As the manager of Vigilante Electric Cooperative, I am very thankful for the 31 federal hydroelectric dams that the Bonneville Power Administration (BPA) uses to supply us with low-cost, renewable, carbon-free power. In addition to this power being low-cost, renewable, and carbon-free the driving force is reusable and is used several times to generate power before it reaches the Pacific Ocean. Unlike large nuclear and fossil fuel generation sources, with these hydroelectric dams, the generation is more easily ramped up or down allowing for far easier integration of wind and solar generation sources that are only there when the wind is blowing and/or during the daytime. Without the dams, very little of wind and solar generation could be counted on to be there when you absolutely needed it.

There has been talk recently about breaching the Lower Snake River Dams. This is 1,000 average megawatts of clean, renewable, carbon-free, reusable generation. For a size comparison, Vigilante Electric’s peak usage time is during the summer for mainly irrigation load and our peak rate at which we use power for our entire system is 50 MWs. So needless to say, the generation from just these four dams serves a significant amount of services. In this carbon-free embellished thought process we hear so much about, how can these generation sources be removed? What are the alternatives if everyone isn’t going to cut their energy usage very significantly? Wind or solar generation that is only there 40% of the time? Coal, natural gas, or nuclear? Remember that this generation needs to be there when you need it. 1000 MW”s of battery storage is clearly not even remotely a reasonable solution. Also, how are we to charge all the proposed electric vehicles I’ve heard are coming with the current electric infrastructure? It can’t happen. In fact, I have heard multiple times that the generation is going to have to double to meet that need. Where is that going to come from?

BPA and thus Vigilante Electric members spend a significant amount of money for fish and wildlife mitigation on these dams already. More than one-fourth of our wholesale power costs go to this effort now with very good results achieved.

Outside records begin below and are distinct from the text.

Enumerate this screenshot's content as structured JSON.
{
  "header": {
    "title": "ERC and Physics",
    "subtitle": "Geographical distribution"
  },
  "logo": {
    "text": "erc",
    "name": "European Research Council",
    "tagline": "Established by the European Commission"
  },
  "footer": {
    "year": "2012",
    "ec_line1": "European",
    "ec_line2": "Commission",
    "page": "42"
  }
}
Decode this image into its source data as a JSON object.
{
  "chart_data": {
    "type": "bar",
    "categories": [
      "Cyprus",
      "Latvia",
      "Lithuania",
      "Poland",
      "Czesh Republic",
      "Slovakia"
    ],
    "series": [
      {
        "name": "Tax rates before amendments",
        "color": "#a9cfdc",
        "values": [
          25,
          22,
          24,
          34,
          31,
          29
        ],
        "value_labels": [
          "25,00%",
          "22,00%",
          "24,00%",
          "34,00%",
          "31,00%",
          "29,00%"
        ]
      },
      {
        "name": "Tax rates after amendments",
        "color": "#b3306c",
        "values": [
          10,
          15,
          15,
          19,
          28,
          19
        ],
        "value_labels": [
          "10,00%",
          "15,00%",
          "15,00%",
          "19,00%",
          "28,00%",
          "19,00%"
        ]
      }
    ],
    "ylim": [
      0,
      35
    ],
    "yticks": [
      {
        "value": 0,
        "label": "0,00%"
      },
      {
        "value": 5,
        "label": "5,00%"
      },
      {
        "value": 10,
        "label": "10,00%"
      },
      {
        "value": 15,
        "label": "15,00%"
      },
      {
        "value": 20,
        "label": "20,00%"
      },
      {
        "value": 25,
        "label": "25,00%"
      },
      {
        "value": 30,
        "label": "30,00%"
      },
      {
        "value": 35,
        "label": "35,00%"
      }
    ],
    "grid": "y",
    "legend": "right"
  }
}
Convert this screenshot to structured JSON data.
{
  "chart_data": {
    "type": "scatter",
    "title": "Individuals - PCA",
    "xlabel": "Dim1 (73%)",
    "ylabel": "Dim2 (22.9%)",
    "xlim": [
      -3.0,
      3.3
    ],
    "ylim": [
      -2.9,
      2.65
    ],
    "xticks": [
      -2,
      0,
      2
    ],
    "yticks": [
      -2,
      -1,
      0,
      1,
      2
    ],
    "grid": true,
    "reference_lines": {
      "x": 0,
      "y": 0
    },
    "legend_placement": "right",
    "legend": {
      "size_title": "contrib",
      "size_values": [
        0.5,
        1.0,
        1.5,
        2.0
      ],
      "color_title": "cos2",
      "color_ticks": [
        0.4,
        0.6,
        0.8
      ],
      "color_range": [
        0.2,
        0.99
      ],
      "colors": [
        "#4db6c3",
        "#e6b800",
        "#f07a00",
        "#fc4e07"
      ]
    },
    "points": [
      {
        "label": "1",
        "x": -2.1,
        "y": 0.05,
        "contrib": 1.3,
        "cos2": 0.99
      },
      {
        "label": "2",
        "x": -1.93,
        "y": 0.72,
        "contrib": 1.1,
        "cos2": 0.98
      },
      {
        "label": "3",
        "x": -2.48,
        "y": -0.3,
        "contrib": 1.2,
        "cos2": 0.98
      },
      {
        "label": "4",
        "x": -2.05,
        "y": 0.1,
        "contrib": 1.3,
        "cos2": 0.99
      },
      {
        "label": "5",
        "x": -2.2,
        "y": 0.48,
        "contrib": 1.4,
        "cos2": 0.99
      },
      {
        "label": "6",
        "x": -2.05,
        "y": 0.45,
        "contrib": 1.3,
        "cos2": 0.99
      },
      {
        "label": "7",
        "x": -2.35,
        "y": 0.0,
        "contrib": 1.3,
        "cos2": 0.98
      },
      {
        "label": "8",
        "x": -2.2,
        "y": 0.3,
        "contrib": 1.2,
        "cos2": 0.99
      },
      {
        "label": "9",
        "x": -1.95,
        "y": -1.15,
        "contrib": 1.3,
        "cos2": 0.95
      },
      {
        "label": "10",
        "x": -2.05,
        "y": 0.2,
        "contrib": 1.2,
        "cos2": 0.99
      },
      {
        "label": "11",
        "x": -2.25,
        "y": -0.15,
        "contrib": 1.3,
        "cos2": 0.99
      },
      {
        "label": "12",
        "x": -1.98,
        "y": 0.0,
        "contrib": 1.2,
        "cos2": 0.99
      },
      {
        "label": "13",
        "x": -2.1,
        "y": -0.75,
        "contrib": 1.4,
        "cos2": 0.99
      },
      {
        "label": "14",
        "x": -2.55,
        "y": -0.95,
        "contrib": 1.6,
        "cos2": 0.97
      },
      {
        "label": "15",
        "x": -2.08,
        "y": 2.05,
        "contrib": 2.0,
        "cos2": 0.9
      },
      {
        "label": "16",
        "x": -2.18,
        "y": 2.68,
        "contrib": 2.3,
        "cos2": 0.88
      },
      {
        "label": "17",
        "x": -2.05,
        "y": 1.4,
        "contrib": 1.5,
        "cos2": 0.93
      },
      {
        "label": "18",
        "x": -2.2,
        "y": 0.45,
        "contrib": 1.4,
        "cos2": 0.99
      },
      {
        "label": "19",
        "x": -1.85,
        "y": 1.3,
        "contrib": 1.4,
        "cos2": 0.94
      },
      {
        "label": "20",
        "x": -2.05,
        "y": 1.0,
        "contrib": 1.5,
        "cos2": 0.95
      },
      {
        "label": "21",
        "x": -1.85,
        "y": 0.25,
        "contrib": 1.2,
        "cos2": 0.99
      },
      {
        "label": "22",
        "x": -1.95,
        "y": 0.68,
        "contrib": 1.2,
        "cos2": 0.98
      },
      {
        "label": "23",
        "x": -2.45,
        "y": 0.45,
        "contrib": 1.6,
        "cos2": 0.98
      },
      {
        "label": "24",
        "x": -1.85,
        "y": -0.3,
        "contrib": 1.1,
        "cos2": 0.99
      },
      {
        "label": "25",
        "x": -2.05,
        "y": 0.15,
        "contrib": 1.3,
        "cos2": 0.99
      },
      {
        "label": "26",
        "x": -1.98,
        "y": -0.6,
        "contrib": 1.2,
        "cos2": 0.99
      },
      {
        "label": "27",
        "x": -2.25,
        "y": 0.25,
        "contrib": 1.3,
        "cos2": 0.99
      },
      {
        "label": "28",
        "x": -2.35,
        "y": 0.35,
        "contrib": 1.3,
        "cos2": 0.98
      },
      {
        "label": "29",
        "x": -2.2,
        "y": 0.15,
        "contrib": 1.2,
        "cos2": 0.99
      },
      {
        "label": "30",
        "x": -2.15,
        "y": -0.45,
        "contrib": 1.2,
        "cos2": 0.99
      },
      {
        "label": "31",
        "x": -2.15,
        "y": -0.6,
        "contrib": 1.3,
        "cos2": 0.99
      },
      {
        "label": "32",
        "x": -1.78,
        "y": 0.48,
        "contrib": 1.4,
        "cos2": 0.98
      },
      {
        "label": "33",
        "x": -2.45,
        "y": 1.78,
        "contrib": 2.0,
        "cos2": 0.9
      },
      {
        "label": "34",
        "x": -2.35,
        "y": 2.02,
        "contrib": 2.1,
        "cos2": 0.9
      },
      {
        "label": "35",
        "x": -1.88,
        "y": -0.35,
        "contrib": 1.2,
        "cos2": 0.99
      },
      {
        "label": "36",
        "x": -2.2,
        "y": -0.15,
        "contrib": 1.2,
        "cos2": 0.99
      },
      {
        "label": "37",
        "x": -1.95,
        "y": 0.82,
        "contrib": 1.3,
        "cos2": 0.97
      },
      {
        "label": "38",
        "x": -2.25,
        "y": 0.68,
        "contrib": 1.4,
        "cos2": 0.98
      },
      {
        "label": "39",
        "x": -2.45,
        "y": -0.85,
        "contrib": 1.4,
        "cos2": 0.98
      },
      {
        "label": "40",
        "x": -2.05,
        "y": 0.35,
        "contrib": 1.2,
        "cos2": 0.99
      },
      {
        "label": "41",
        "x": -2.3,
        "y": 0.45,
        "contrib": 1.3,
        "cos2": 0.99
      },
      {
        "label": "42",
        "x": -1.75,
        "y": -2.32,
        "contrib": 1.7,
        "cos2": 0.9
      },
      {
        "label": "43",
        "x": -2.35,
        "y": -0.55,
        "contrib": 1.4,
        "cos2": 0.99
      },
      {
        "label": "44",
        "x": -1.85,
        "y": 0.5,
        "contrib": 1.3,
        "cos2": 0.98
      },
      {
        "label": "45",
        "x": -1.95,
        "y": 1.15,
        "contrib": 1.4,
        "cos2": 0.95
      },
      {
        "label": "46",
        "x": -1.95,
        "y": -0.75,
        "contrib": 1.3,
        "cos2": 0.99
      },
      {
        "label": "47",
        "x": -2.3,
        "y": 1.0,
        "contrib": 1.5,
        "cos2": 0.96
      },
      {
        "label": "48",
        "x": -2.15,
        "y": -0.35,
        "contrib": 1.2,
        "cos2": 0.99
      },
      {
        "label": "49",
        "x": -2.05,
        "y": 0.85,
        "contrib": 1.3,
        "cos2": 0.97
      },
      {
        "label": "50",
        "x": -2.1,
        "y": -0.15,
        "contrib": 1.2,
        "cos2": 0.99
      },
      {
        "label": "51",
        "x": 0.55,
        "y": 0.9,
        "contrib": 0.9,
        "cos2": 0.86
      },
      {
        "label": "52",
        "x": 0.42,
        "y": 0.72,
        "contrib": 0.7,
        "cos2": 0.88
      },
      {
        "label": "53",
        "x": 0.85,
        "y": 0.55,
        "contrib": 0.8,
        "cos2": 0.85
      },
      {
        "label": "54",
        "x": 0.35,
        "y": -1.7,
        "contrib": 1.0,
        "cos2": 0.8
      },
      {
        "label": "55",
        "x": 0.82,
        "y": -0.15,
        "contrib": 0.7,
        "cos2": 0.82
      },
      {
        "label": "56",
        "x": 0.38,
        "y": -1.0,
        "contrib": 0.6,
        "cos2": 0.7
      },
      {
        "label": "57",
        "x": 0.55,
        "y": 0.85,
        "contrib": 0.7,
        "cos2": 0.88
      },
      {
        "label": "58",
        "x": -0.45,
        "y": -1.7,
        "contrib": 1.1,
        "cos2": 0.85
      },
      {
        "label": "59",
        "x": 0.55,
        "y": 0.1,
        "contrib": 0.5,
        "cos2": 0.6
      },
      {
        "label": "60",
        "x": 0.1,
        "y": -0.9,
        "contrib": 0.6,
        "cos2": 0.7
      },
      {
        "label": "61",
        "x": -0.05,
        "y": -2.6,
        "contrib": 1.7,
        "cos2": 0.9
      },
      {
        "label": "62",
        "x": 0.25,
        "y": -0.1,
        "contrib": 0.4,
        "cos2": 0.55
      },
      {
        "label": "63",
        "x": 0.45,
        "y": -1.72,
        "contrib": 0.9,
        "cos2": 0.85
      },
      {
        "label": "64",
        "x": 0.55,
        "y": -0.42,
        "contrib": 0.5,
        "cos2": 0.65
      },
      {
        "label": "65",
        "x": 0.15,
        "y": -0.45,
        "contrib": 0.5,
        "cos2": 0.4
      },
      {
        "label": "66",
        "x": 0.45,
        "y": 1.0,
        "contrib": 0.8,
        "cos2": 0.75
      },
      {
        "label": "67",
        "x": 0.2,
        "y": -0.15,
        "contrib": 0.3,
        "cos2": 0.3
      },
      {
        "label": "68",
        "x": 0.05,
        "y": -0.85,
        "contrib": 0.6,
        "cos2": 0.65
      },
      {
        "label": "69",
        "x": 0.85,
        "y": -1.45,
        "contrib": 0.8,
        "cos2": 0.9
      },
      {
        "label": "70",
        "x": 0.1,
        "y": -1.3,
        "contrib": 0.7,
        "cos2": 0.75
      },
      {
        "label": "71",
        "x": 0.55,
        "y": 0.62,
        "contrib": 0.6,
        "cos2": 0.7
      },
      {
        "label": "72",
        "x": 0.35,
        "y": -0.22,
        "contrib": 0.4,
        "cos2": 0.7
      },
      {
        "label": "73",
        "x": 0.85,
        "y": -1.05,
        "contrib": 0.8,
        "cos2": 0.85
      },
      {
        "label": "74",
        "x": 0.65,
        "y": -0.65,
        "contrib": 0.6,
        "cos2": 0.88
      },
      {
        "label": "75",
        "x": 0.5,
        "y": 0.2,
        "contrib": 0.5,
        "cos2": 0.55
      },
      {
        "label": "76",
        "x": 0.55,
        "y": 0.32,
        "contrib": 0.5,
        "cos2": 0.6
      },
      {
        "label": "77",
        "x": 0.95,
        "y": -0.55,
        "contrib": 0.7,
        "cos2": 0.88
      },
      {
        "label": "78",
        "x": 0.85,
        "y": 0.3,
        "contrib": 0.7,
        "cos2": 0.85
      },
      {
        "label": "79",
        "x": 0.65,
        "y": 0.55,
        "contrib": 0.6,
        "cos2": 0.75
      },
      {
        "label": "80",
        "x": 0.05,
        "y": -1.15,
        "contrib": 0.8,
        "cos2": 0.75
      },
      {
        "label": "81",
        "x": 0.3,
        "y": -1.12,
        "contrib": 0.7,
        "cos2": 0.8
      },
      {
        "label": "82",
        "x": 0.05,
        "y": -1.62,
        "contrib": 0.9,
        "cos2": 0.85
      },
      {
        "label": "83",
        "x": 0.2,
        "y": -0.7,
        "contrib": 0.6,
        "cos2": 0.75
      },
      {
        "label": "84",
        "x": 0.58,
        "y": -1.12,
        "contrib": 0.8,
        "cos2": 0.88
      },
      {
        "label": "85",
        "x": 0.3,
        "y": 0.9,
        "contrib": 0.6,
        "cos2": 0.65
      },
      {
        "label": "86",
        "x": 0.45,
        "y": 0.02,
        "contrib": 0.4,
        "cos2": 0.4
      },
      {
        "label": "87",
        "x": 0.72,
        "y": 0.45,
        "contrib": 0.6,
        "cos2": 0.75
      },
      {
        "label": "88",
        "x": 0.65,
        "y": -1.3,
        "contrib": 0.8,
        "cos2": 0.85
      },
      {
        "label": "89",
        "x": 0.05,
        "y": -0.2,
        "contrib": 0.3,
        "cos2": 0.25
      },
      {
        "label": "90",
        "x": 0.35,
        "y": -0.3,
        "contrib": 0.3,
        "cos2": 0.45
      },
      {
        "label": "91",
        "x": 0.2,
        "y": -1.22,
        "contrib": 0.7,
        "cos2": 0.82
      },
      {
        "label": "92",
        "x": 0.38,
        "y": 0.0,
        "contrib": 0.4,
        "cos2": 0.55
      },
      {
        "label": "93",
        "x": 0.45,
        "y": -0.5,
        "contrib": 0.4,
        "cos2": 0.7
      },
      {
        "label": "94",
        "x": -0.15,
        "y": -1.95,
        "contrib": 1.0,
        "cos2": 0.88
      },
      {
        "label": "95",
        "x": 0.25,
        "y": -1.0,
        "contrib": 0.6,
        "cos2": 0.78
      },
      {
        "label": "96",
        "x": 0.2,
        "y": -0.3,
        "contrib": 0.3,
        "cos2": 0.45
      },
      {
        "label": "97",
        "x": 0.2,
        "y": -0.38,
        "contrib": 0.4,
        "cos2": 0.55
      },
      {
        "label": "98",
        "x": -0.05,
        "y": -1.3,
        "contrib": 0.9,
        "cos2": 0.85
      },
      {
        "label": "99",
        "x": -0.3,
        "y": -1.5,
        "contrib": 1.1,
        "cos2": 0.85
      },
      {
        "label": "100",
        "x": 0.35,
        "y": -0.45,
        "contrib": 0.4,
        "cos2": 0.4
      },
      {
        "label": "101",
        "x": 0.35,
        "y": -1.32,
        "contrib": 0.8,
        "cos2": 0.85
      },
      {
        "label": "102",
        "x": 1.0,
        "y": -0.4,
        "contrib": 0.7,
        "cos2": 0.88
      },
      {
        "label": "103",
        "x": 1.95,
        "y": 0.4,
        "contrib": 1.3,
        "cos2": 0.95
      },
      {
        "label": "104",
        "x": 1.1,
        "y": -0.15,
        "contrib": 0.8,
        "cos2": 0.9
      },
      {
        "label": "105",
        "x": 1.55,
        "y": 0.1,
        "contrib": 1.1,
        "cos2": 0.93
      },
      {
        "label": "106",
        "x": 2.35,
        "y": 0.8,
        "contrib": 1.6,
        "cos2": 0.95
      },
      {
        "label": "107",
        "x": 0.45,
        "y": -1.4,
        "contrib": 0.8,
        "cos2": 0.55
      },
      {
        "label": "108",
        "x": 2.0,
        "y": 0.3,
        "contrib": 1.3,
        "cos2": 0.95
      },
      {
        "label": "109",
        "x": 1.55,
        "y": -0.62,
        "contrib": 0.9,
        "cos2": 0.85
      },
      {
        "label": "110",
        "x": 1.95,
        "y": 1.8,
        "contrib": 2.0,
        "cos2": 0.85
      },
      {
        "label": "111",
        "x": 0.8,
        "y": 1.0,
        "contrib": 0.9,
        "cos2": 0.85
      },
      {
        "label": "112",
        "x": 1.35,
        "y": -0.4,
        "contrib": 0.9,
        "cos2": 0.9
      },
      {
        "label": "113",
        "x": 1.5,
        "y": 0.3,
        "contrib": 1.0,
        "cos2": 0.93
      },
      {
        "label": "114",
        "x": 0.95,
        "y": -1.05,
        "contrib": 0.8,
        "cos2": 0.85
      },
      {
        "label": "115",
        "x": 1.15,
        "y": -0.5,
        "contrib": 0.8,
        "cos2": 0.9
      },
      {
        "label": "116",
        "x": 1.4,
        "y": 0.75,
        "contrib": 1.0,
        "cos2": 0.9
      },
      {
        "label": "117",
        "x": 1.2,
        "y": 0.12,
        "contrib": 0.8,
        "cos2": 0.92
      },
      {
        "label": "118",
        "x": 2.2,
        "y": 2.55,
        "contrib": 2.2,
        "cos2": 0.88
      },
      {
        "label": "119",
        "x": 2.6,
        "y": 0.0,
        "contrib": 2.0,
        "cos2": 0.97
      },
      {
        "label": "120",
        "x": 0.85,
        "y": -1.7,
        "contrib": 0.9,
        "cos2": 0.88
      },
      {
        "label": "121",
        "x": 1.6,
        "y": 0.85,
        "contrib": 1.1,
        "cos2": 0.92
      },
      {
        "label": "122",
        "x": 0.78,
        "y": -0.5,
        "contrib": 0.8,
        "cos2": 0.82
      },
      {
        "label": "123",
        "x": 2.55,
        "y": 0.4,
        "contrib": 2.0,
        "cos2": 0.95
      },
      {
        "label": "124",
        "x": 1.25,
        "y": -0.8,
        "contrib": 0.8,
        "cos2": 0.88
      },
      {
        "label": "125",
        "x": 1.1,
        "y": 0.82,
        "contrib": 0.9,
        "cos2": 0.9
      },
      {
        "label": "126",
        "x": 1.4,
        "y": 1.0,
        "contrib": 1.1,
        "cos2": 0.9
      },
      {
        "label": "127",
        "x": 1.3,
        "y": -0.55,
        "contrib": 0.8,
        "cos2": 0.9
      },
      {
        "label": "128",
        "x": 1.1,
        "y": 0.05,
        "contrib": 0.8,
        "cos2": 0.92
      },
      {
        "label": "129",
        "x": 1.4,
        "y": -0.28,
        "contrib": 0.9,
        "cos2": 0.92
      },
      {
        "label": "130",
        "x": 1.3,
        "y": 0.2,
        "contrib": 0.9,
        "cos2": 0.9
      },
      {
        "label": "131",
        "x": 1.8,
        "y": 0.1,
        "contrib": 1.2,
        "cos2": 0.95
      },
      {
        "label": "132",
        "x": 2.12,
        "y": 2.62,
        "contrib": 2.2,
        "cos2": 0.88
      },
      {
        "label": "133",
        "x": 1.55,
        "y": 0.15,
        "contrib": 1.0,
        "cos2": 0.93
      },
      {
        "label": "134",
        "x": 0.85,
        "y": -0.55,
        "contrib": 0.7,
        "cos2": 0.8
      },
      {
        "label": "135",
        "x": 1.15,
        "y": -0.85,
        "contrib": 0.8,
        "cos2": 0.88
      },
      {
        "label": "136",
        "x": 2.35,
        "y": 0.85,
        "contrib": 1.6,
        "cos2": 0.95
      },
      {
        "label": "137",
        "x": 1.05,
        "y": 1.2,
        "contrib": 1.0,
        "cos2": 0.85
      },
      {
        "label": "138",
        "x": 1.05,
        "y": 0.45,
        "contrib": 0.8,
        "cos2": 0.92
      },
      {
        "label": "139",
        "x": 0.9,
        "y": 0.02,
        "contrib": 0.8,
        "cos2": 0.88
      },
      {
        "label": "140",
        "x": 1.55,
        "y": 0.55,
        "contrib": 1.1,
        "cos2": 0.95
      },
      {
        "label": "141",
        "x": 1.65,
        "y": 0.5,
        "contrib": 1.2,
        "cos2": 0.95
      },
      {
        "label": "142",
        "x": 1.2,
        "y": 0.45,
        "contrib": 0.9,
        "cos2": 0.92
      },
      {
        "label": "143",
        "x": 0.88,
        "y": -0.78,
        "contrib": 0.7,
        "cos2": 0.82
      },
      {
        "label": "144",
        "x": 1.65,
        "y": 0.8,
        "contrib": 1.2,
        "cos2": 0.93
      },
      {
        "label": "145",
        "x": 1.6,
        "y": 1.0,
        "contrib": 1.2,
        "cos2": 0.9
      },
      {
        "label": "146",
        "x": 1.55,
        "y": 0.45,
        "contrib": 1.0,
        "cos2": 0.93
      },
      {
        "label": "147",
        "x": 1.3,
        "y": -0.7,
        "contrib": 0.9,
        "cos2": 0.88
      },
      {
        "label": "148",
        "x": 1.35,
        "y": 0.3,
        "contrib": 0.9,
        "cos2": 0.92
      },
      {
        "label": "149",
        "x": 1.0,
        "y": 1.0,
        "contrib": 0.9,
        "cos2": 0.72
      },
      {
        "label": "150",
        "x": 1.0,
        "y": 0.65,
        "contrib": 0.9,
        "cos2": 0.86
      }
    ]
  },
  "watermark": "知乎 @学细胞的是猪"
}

I haven’t even mentioned the significant recreational and irrigation uses the dams provide as well. Please just try to imagine what the city of Dillon and surrounding areas would be like without the Clark Canyon dam. Would there even be a city of Dillon here? There would be very little irrigation. There would be routine spring floods, very few fishing opportunities and the Beaverhead River would be frozen over most winters. Obviously, there would be no boating or recreation during the summer. Would there even be a University of Montana – Western here without the Clark Canyon Dam? I’m all in for the dams, with or without hydroelectric generation, and the numerous benefits they provide. Especially with the fish passage mitigation that BPA has provided for the dams on the Columbia River.